Hepatoprotective Effect of Silymarin (Silybum marianum) on Hepatotoxicity Induced by Acetaminophen in Spontaneously Hypertensive Rats

• Main Authors: Abel Felipe Freitag, Gabriel Fernando Esteves Cardia, Bruno Ambrósio da Rocha, Rafael Pazzinatto Aguiar, Francielli Maria de Souza Silva-Comar, Ricardo Alexandre Spironello, Renata Grespan, Silvana Martins Caparroz-Assef, Ciomar Aparecida Bersani-Amado, Roberto Kenji Nakamura Cuman
• Format: Article
• Language: English
• Published: Hindawi Limited 2015-01-01
• Series: Evidence-Based Complementary and Alternative Medicine
• Online Access: http://dx.doi.org/10.1155/2015/538317

This study was aimed to investigate the effect of Silymarin (SLM) on the hypertension state and the liver function changes induced by acetaminophen (APAP) in spontaneously hypertensive rat (SHR). Animals normotensive (N) or hypertensive (SHR) were treated or not with APAP (3 g/kg, oral) or previously treated with SLM. Twelve hours after APAP administration, plasmatic levels of liver function markers: alanine aminotransferase (ALT), aspartate aminotransferase (AST), glucose (GLU), gamma glutamyl transferase (γ-GT), and alkaline phosphatase (ALP) of all groups, were determined.

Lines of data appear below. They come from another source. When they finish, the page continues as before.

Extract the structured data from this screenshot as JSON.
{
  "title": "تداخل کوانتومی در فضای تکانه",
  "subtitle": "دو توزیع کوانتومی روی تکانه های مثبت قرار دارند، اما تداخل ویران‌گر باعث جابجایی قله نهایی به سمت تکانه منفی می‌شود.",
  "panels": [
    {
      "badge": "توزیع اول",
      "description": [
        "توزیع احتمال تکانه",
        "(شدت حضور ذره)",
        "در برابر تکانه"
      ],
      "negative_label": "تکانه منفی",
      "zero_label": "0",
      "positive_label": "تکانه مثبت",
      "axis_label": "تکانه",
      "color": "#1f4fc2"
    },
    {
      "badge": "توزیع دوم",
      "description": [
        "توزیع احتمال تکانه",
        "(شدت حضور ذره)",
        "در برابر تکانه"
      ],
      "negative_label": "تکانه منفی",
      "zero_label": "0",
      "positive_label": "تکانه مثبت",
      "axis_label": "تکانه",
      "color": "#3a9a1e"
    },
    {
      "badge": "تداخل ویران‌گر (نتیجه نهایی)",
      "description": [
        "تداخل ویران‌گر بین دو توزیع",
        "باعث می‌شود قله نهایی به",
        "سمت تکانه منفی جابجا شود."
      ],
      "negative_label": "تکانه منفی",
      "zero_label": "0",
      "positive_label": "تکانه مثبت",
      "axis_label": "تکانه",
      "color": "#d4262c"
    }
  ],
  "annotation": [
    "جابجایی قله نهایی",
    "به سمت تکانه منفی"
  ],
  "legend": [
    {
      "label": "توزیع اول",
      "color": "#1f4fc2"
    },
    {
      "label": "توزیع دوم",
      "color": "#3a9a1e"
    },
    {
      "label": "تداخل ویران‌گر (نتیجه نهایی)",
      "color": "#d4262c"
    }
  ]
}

Liver injury was assessed using histological studies. Samples of their livers were then used to determine the myeloperoxidase (MPO) activity and nitric oxide (NO) production and were also sectioned for histological analysis. No differences were observed for ALT, γ-GT, and GLU levels between SHR and normotensive rats groups. However, AST and ALP levels were increased in hypertensive animals. APAP treatment promoted an increase in ALT and AST in both SHR and N. However, only for SHR, γ-GT levels were increased. The inflammatory response evaluated by MPO activity and NO production showed that SHR was more susceptible to APAP effect, by increasing leucocyte infiltration. Silymarin treatment (Legalon) restored the hepatocyte functional and histopathological alterations induced by APAP in normotensive and hypertensive animals.